18.We ‘thus’ hold that under Section 173(2) of the Code there is no mandate that a police report must enclose the document purporting to be a report under the hand of a
Government Scientific Expert. In the present cases, as cognizance of the offences taken by the Magistrate was proper and valid, no order releasing the petitioners on bail under Section 167(2) of the Code was required to be passed.”
19. Applying the ratio of decision in Kishan Lal (Supra) to the present case, I find that the learned trial court has rightly dismissed petitioner’s bail application while holding that though the FSL report has been filed after filing of bail application and after completion of 180 days of investigation, but the charge-sheet cannot be held to be incomplete because of the pendency of FSL report over voice sample, as preparation of report on voice sample is not in the hands of IO. It cannot be lost sight of the fact that immediately after petitioner’s arrest on 13.03.2020, prosecution filed an application seeking permission to obtain voice sample of petitioner/accused which was allowed on 20.03.2020 and on the same day voice samples were taken, but thereafter, because of lockdown due to covid pandemic, report could be obtained only on 26.09.2020.

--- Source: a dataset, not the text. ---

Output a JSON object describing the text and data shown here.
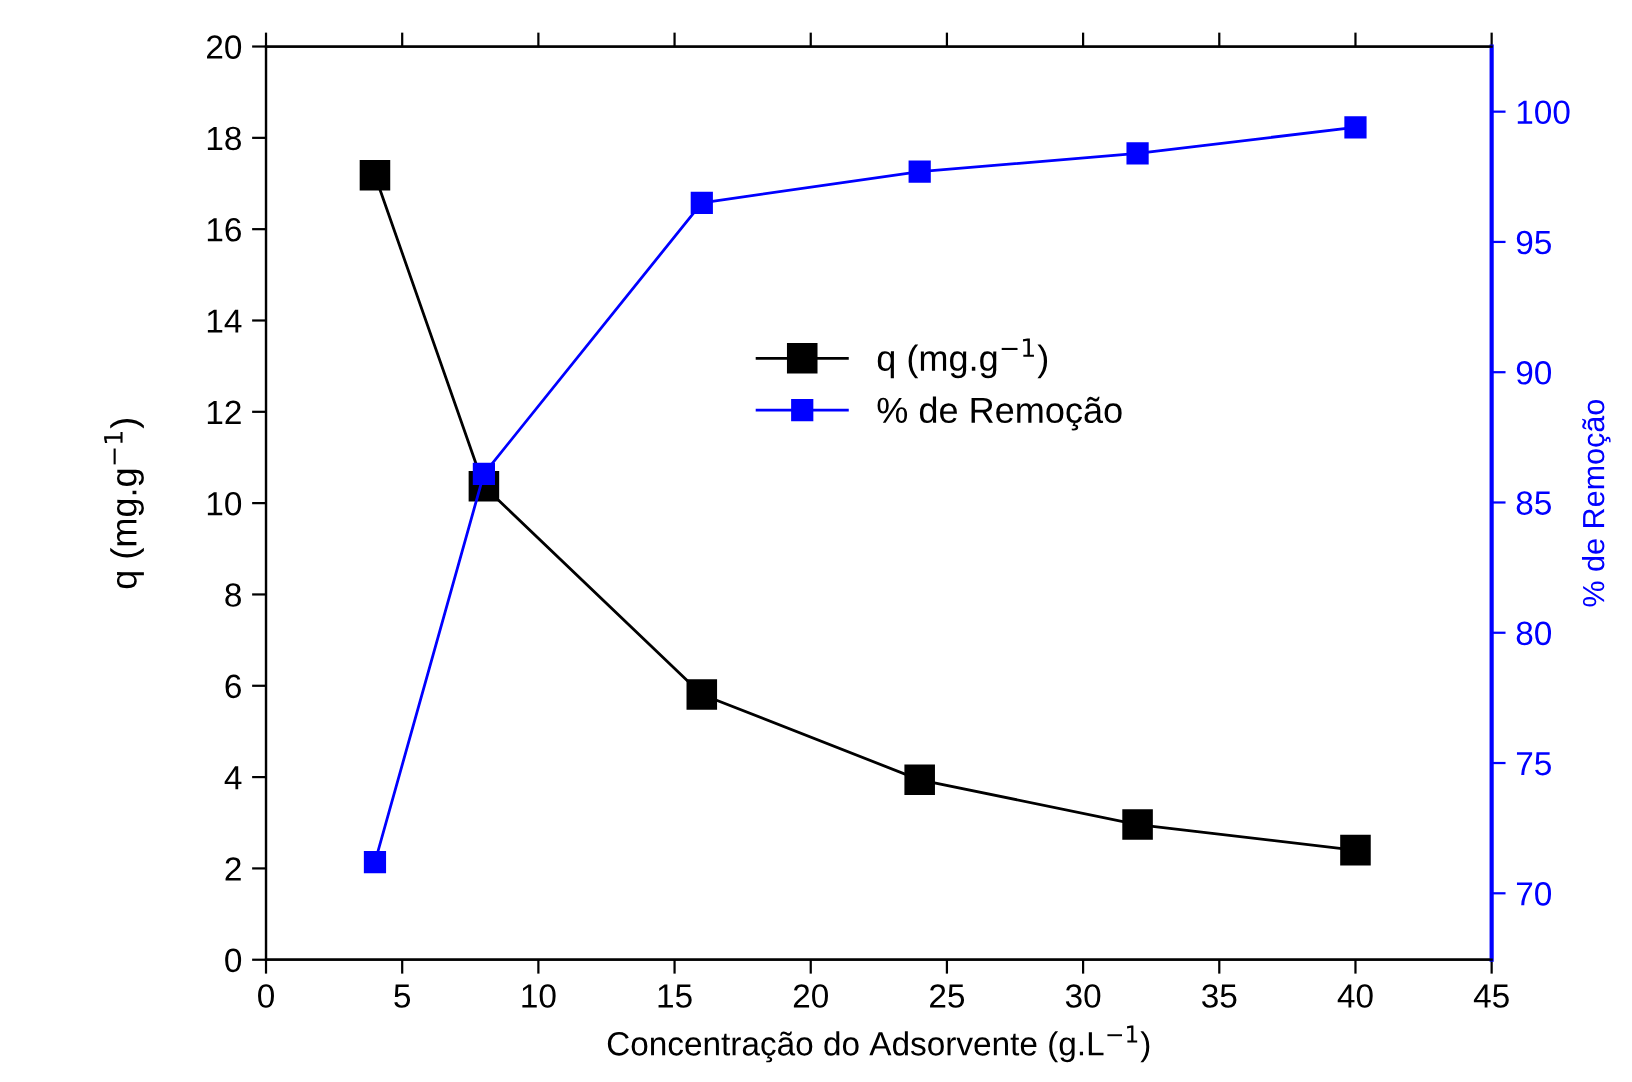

20. Moreover, in the impugned order, the learned trial court has taken note of the fact that the case of the prosecution rests upon alleged call interception and petitioner is allegedly the main member of syndicate whose mobile was intercepted. It has been brought to the notice of this court that
non bailable warrants were issued against the petitioner and he was arrested in FIR No. 91/2020, registered at police station Kalichak, Malda, West Bengal for the offence under Section 21 of NDPS Act and after issuance of production warrants, he was arrested in this case. Pertinently, 10.5 kg of heroin was recovered from his associates in the present case. Whether or not petitioner is involved in the offence in question is a matter of trial and cannot be gone into at this stage. Accordingly, I am not inclined to grant relief to the petitioner.
21. In this view of the matter, impugned order does not call for any interference. The present petition is dismissed, lest it may prejudice either side at trial.
22. A copy of this order be transmitted to the Jail Superintendent concerned and trial court for information and necessary compliance.